A equipe do Tribunal analisou 30% do que foi realizado no período sob estudo, em termos de obras rodoviárias, somando R$ 331,2 milhões em investimentos e 236,76 km de estradas construídas ou reconstruídas no Ceará. Portanto, um recorte expressivo e que, certamente, reproduz com fidelidade o cenário daquele momento.

O registro de que 40% dessas obras rodoviárias já apresentam algum tipo de defeito, mesmo com o pouco tempo de uso desde a entrega, expõe os efeitos danosos das distorções observadas desde a fase inicial. O trabalho do TCE permite aos responsáveis buscar um caminho novo, que depure as causas do problema e encontre alternativas que protejam melhor o interesse público. Algo que não parece dado nestas situações apuradas.

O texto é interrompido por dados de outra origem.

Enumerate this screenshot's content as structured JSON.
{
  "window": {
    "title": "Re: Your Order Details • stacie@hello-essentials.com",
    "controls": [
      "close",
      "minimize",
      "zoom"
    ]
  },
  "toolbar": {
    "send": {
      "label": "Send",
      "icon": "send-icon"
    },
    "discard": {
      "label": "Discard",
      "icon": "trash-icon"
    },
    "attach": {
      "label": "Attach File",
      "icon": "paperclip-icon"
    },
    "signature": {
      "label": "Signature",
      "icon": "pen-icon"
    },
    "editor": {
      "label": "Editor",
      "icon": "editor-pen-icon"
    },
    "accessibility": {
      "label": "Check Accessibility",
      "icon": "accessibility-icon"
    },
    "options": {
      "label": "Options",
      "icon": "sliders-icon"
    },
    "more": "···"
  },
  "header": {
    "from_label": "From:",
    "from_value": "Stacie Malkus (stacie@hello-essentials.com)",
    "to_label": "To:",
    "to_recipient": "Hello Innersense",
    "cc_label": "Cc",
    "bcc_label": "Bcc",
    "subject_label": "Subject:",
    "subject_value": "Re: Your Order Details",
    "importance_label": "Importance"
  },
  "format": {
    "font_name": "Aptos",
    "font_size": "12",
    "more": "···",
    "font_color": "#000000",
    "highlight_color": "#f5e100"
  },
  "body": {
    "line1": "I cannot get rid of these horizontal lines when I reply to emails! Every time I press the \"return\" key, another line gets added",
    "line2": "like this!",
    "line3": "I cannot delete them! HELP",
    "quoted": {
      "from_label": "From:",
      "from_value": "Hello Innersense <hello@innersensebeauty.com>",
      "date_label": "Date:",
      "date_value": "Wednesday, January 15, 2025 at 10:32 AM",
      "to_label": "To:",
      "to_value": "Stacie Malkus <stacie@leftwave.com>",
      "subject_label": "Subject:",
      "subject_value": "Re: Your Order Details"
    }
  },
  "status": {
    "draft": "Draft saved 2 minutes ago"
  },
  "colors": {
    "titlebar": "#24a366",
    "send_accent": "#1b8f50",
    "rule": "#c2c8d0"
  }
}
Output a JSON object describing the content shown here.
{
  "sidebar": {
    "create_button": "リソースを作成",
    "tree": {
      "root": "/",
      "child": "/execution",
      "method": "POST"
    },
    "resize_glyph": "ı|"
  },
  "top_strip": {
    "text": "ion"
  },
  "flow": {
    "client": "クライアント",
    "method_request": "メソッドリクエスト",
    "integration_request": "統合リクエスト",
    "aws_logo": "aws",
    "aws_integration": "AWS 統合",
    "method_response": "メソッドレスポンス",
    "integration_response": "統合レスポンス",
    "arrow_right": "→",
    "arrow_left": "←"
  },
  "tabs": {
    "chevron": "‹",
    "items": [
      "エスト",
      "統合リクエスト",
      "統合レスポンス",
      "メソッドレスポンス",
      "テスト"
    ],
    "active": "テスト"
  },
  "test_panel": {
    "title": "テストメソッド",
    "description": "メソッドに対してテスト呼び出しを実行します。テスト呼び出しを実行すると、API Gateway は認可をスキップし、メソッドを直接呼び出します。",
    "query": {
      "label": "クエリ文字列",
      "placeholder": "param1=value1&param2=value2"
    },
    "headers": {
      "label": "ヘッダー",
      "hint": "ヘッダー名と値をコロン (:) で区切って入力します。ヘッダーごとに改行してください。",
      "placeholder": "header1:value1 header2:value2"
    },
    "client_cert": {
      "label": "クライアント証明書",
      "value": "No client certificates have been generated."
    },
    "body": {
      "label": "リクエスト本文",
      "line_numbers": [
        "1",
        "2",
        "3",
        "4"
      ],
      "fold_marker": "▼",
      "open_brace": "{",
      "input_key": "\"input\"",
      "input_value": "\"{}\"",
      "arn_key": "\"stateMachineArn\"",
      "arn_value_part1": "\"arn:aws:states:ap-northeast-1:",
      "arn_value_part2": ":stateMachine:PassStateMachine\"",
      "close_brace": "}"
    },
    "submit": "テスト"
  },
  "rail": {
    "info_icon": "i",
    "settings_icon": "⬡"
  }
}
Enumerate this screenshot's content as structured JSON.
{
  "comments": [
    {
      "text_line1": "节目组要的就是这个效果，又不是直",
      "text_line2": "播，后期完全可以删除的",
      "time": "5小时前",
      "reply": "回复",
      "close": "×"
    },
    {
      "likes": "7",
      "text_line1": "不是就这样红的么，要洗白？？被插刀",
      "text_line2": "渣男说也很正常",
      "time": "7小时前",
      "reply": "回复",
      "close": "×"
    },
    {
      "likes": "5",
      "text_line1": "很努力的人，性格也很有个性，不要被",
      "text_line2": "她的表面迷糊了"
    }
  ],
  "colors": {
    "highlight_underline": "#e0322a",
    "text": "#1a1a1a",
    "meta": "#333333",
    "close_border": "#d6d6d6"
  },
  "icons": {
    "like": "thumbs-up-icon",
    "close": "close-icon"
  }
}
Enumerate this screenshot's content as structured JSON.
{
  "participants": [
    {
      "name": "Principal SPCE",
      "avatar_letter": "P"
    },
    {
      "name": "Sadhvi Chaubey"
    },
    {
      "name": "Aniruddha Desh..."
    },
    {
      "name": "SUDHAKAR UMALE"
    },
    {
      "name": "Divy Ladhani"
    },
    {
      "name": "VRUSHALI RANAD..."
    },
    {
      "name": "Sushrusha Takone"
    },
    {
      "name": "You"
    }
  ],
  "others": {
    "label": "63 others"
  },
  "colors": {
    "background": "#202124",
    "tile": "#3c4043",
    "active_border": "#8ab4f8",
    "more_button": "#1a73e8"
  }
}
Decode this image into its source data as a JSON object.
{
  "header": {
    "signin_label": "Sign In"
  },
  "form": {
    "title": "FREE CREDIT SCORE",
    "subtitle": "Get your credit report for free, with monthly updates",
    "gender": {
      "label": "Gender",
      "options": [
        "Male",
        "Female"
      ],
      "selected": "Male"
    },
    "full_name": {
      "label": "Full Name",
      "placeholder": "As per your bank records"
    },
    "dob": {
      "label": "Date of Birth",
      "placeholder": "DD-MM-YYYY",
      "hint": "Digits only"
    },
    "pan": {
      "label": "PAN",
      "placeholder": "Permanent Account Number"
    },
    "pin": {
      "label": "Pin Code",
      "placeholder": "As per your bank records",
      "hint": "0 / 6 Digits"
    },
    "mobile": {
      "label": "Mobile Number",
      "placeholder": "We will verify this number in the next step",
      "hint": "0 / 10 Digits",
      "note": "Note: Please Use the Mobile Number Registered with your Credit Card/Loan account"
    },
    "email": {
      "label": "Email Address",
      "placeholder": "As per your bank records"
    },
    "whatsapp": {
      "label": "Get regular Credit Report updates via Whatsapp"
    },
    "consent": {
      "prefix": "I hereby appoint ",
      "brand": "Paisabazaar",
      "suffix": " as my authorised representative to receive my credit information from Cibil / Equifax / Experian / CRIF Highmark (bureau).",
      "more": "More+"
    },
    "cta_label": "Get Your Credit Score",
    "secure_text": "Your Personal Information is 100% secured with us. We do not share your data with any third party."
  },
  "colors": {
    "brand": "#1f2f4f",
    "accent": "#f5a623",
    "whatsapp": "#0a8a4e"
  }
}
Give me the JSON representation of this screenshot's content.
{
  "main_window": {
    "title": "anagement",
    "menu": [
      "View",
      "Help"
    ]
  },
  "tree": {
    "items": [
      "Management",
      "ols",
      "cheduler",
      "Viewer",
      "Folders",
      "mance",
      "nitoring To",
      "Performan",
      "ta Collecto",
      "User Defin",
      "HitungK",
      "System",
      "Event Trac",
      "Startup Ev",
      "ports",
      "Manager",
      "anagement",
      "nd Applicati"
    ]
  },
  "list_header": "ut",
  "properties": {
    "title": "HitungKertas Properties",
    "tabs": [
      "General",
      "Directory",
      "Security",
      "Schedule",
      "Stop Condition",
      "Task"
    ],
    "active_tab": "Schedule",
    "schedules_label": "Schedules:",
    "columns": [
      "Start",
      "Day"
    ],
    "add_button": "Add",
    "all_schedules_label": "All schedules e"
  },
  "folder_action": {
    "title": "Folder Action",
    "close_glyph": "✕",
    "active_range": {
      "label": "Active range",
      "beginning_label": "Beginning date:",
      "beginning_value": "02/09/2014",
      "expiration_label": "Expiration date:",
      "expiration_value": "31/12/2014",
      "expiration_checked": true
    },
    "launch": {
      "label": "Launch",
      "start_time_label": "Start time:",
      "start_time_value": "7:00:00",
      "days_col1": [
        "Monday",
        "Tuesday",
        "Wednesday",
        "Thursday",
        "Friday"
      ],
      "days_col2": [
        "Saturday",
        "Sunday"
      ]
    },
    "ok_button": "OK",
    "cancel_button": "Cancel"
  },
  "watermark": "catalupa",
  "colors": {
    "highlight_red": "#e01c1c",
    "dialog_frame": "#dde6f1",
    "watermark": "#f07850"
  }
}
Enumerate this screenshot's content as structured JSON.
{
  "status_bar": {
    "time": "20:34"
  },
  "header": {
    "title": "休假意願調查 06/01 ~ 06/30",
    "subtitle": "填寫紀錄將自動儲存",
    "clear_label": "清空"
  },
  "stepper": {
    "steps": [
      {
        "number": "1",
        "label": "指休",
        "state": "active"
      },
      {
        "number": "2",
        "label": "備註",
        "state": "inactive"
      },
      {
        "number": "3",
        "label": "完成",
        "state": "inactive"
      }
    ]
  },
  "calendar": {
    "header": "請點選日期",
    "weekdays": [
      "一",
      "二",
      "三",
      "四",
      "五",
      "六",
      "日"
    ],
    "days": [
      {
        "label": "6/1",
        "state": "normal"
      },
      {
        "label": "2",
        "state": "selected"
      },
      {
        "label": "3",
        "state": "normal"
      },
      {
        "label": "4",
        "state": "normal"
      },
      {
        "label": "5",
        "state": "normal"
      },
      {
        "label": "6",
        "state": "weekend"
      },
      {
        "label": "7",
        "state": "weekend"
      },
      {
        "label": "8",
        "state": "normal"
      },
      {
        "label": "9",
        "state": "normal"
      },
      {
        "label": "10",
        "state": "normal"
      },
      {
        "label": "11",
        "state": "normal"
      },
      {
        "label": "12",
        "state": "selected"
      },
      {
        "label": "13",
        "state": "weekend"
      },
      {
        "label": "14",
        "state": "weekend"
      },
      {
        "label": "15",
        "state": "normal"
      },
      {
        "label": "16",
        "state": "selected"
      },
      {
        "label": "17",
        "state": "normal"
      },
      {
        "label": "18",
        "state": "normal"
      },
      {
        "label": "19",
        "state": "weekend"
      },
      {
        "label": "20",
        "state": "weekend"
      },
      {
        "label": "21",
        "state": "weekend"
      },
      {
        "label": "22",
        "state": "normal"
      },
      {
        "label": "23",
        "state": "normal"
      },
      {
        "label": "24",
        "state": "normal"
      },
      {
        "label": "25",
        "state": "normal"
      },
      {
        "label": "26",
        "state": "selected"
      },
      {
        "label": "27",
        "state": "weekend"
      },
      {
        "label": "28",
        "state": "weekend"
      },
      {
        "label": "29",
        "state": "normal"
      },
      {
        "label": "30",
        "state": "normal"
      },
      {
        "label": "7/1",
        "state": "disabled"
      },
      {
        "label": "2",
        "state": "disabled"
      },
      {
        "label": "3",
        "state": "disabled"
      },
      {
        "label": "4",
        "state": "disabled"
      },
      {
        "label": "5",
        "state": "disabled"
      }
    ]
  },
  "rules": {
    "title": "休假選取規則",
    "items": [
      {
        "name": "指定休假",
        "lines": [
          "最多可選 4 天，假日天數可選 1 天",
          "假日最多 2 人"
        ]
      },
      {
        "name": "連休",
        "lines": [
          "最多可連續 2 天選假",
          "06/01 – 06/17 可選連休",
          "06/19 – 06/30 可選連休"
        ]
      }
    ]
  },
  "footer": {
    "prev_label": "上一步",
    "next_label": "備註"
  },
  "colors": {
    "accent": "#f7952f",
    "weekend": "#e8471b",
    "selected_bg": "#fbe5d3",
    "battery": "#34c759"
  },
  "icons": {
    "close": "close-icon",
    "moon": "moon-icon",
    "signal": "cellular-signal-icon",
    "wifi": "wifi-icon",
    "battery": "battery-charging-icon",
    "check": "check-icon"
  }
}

É ainda importante destacar na iniciativa o fato de o próprio governo estar envolvido no esforço de identificar os porquês, através da Superintendência de Obras Públicas do Ceará (SOP). Espera-se agora, relatório nas mãos, que se faça as adequações necessárias para termos obras mais sustentáveis e capazes de melhorar as condições de tráfego nas rodovias estaduais cearenses.